When tens or hundreds of millions of dollars, corporate reputation, or regulatory exposure are on the line, litigation teams must move beyond ad hoc responses and adopt a coordinated, risk-focused approach that anticipates battles well before the courthouse door opens.
What makes a case high-stakes
High-stakes matters typically involve substantial financial exposure, systemic business impact, novel legal issues, or intense public scrutiny. They often span multiple jurisdictions, implicate complex regulatory frameworks, and feature aggressive discovery demands. The consequence is not only greater pressure to win but also a higher cost of getting it right — or wrong.
Early case assessment: control the narrative and cost
Early case assessment is the foundation of successful high-stakes litigation.

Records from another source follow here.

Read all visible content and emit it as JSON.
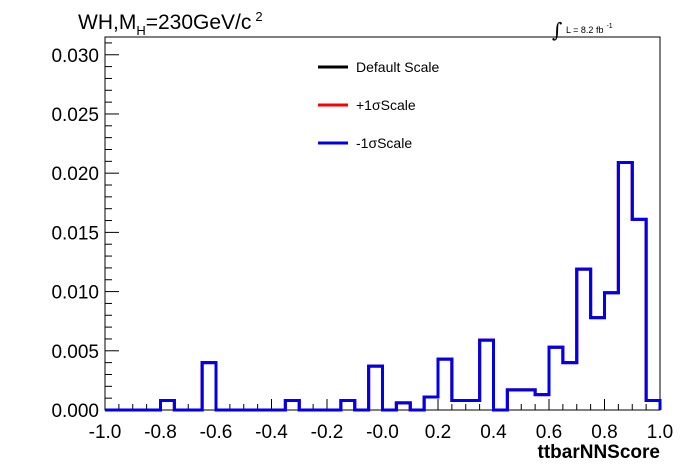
{
  "chart_data": {
    "type": "line",
    "title": {
      "prefix": "WH,M",
      "subscript": "H",
      "suffix": "=230GeV/c",
      "superscript": "2"
    },
    "luminosity": {
      "integral": "∫",
      "text": "L = 8.2 fb",
      "superscript": "-1"
    },
    "xlabel": "ttbarNNScore",
    "ylabel": "",
    "xlim": [
      -1.0,
      1.0
    ],
    "ylim": [
      0.0,
      0.0315
    ],
    "x_ticks": [
      -1.0,
      -0.8,
      -0.6,
      -0.4,
      -0.2,
      0.0,
      0.2,
      0.4,
      0.6,
      0.8,
      1.0
    ],
    "x_tick_labels": [
      "-1.0",
      "-0.8",
      "-0.6",
      "-0.4",
      "-0.2",
      "-0.0",
      "0.2",
      "0.4",
      "0.6",
      "0.8",
      "1.0"
    ],
    "y_ticks": [
      0.0,
      0.005,
      0.01,
      0.015,
      0.02,
      0.025,
      0.03
    ],
    "y_tick_labels": [
      "0.000",
      "0.005",
      "0.010",
      "0.015",
      "0.020",
      "0.025",
      "0.030"
    ],
    "bin_edges": [
      -1.0,
      -0.95,
      -0.9,
      -0.85,
      -0.8,
      -0.75,
      -0.7,
      -0.65,
      -0.6,
      -0.55,
      -0.5,
      -0.45,
      -0.4,
      -0.35,
      -0.3,
      -0.25,
      -0.2,
      -0.15,
      -0.1,
      -0.05,
      0.0,
      0.05,
      0.1,
      0.15,
      0.2,
      0.25,
      0.3,
      0.35,
      0.4,
      0.45,
      0.5,
      0.55,
      0.6,
      0.65,
      0.7,
      0.75,
      0.8,
      0.85,
      0.9,
      0.95,
      1.0
    ],
    "legend_position": "top-center",
    "series": [
      {
        "name": "Default Scale",
        "color": "#000000",
        "values": [
          0,
          0,
          0,
          0,
          0.0008,
          0,
          0,
          0.004,
          0,
          0,
          0,
          0,
          0,
          0.0008,
          0,
          0,
          0,
          0.0008,
          0,
          0.0037,
          0,
          0.0006,
          0,
          0.0011,
          0.0043,
          0.0008,
          0.0008,
          0.0059,
          0,
          0.0017,
          0.0017,
          0.0013,
          0.0053,
          0.004,
          0.0119,
          0.0078,
          0.0099,
          0.0209,
          0.0161,
          0.0008
        ]
      },
      {
        "name": "+1σScale",
        "color": "#ff0000",
        "values": [
          0,
          0,
          0,
          0,
          0.0008,
          0,
          0,
          0.004,
          0,
          0,
          0,
          0,
          0,
          0.0008,
          0,
          0,
          0,
          0.0008,
          0,
          0.0037,
          0,
          0.0006,
          0,
          0.0011,
          0.0043,
          0.0008,
          0.0008,
          0.0059,
          0,
          0.0017,
          0.0017,
          0.0013,
          0.0053,
          0.004,
          0.0119,
          0.0078,
          0.0099,
          0.0209,
          0.0161,
          0.0008
        ]
      },
      {
        "name": "-1σScale",
        "color": "#0000ee",
        "values": [
          0,
          0,
          0,
          0,
          0.0008,
          0,
          0,
          0.004,
          0,
          0,
          0,
          0,
          0,
          0.0008,
          0,
          0,
          0,
          0.0008,
          0,
          0.0037,
          0,
          0.0006,
          0,
          0.0011,
          0.0043,
          0.0008,
          0.0008,
          0.0059,
          0,
          0.0017,
          0.0017,
          0.0013,
          0.0053,
          0.004,
          0.0119,
          0.0078,
          0.0099,
          0.0209,
          0.0161,
          0.0008
        ]
      }
    ]
  }
}
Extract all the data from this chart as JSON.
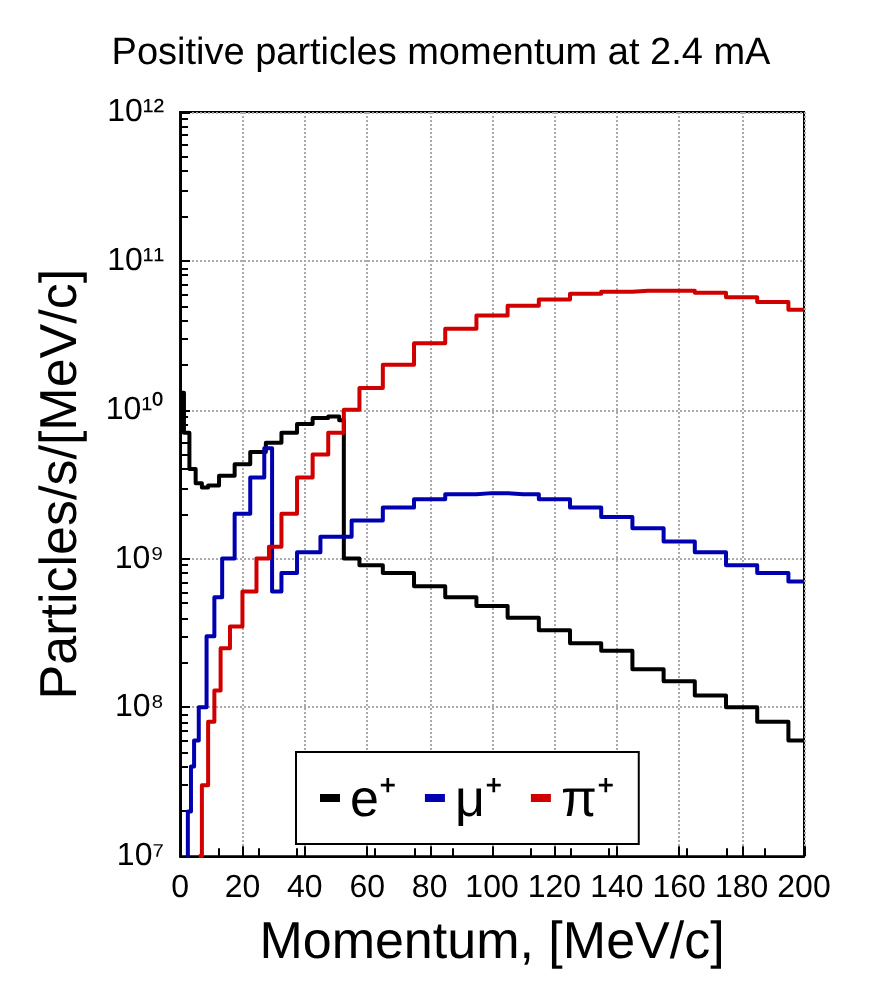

Rapid fact-gathering, targeted custodial interviews, and focused document collection reduce downstream surprises. Key elements include:
– Identifying core issues and likely causes of action and defenses
– Mapping custodians, data sources, and potential privilege risks
– Estimating exposure scenarios and litigation budget bands
– Evaluating alternative dispute resolution (ADR) prospects
Smart early work positions parties to negotiate from strength, design focused discovery, and avoid costly detours.
Discovery and technology: manage volume, preserve quality
Discovery in major matters can be overwhelming. Efficient use of e-discovery platforms and machine-assisted review workflows (when appropriate) lowers cost and accelerates responsiveness without sacrificing defensibility. Best practices include:
– Implementing defensible preservation and legal hold protocols
– Using issue-driven search terms and targeted sampling before broad collection
– Maintaining detailed chain-of-custody and privilege logs
– Coordinating IT, security, and outside vendors to prevent spoliation
Investing in process and documentation early preserves credibility in court and minimizes motion practice over discovery disputes.
Experts, admissibility, and the Daubert landscape
Expert testimony often decides high-stakes cases. Selecting credible experts who can explain complex topics clearly to judges and juries matters more than ever. Defense counsel should be ready to challenge methodology and reliability; plaintiffs must ensure sound methodological foundations. Robust expert reports, transparent data sources, and rehearsed direct and cross-examination strategies are essential.
Trial readiness and persuasive narrative
Even when settlement is likely, trial preparation produces better outcomes. Developing a coherent theme and storyline that ties legal elements to human impact is critical for jury persuasion. Trial playbooks — including demonstrative exhibits, witness prep, and mock voir dire — reduce surprises and accelerate decision-making when settlement windows open.
Settlement strategy and timing

Settlement is often more about timing and risk tolerance than merit alone. Effective negotiators combine economic modeling with an understanding of non-economic drivers such as reputational harm, regulatory attention, and business disruption.
Structured settlements, confidentiality provisions, and release scopes should be negotiated with an eye toward downstream operations and compliance.
Cross-border and regulatory complexity
High-stakes disputes frequently cross borders. Managing multijurisdictional discovery, differing privilege rules, and conflicting regulatory regimes requires early coordination among local counsel, forensic teams, and in-house stakeholders. Proactive engagement with regulators and careful public communications can mitigate collateral damage.
Practical checklist for teams handling high-stakes cases
– Conduct rapid early case assessment and budget forecasting
– Design defensible preservation and collection plans
– Use targeted discovery and advanced analytics to reduce volume
– Identify and prepare key witnesses and credible experts
– Create a clear litigation narrative and trial playbook
– Evaluate ADR options and settlement timing continually
– Coordinate cross-border counsel and regulatory strategy
– Plan public communications and reputational risk management
High-stakes litigation tests legal skill, operational discipline, and strategic judgment. Teams that combine meticulous preparation, efficient use of technology, and a clear view of business objectives gain control of process and outcomes, improving chances to protect value and reputation when stakes are highest.